26/04/2018 - La grève générale du 30 avril 2018

Le gouvernement fédéral souhaite engager une réforme des services publics fédéraux.

Les propositions en question, rassemblées, entre autres, dans le « Codex », comportent plusieurs modifications fondamentales du fonctionnement et du service rendu par la fonction fédérale.

C’est pourquoi le front commun syndical entend renforcer sa position au cours des négociations en menant fréquemment des actions et ce, à partir du 30 avril.

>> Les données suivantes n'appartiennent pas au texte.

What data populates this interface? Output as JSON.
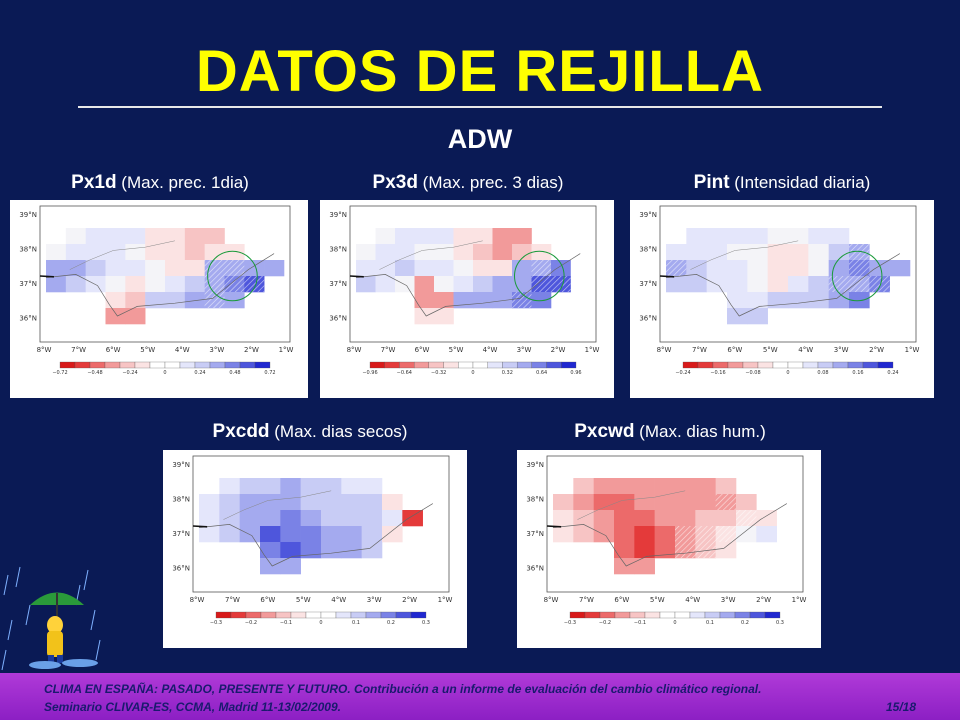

Un nouveau statut nommé codex? Le codex reprend le cadre réglementaire pour le statut du personnel de la fonction publique fédérale. Tous les aspects de la carrière y sont intégrés. Cela parait innocent, si ce codex n'était pas l'outil choisi par le ministre Vandeput pour réaliser des économies.

 

« Vandeput : Arrête tes économies ! »

 

Maintien l’emploi statutaire !

Avec la suppression de la nomination statutaire, c'est l'indépendance de la fonction publique qui est compromise. C'est la porte ouverte à l'arbitraire et au clientélisme. Quel fonctionnaire risquera de perdre son emploi en prenant une décision qui ne sera pas appréciée par le « politique » ? Chacun sera victime de cette situation. Un emploi dans la fonction publique sera-t-il encore attrayant? Les contractuels ont un salaire moindre, un pension plus faible et une protection sociale au rabais. On ne se bousculera plus au portillon pour travailler dans la fonction publique.

 

Pas de travail intérimaire !

Le travail intérimaire dans la fonction publique fédérale, c'est un salaire médiocre et pas de protection sociale. Avec le travail intérimaire, on introduit un statut bidon sans sécurité d'emploi et de revenus. Le travail intérimaire c'est une idée saugrenue, comme votre boulanger qui remplacerait un juge absent, ou un dentiste qui prendrait la place d'un pompier. La majorité des emplois dans la fonction publique fédérale nécessite une spécialisation, une formation, une expérience et des connaissances spécifiques. Le travail intérimaire dans la fonction publique fédérale, c'est un pour le prix de deux. Effectivement, un travailleur intérimaire coûte le double d'un agent ordinaire et cela en période de restrictions budgétaires drastiques.

 

Maintien le régime de congés !

Le ministre Vandeput veut rogner sur les congés annuels de vacances, les congés de circonstances et les congés de récupération du personnel fédéral. Il commet une erreur. En effet, ces régimes de congés permettent d'équilibrer vie privée et vie professionnelle. Un impératif absolu alors que le nombre de burnout ne cesse d'augmenter et que l'âge de la pension est relevé.

 

Maintien le crédit maladie !

Lors du dernier conclave budgétaire, le ministre Vandeput a proposé de remplacer le système actuel du crédit maladie pour les agents fédéraux par un système qui garantit 30 jours de salaire par an. Une fois ces 30 jours passés, l'agent n'aurait plus droit qu'à 60% de son salaire. C'est une mesure impitoyable. D'une part, on réalise des économies au détriment des personnes déjà accablées, car les personnes atteintes d'une maladie grave, seraient pénalisées sur le plan financier. D'autre part, c'est une mesure qui ne se justifie pas. Ce régime est encore plus minimaliste que ce que l'on connaît dans le secteur privé.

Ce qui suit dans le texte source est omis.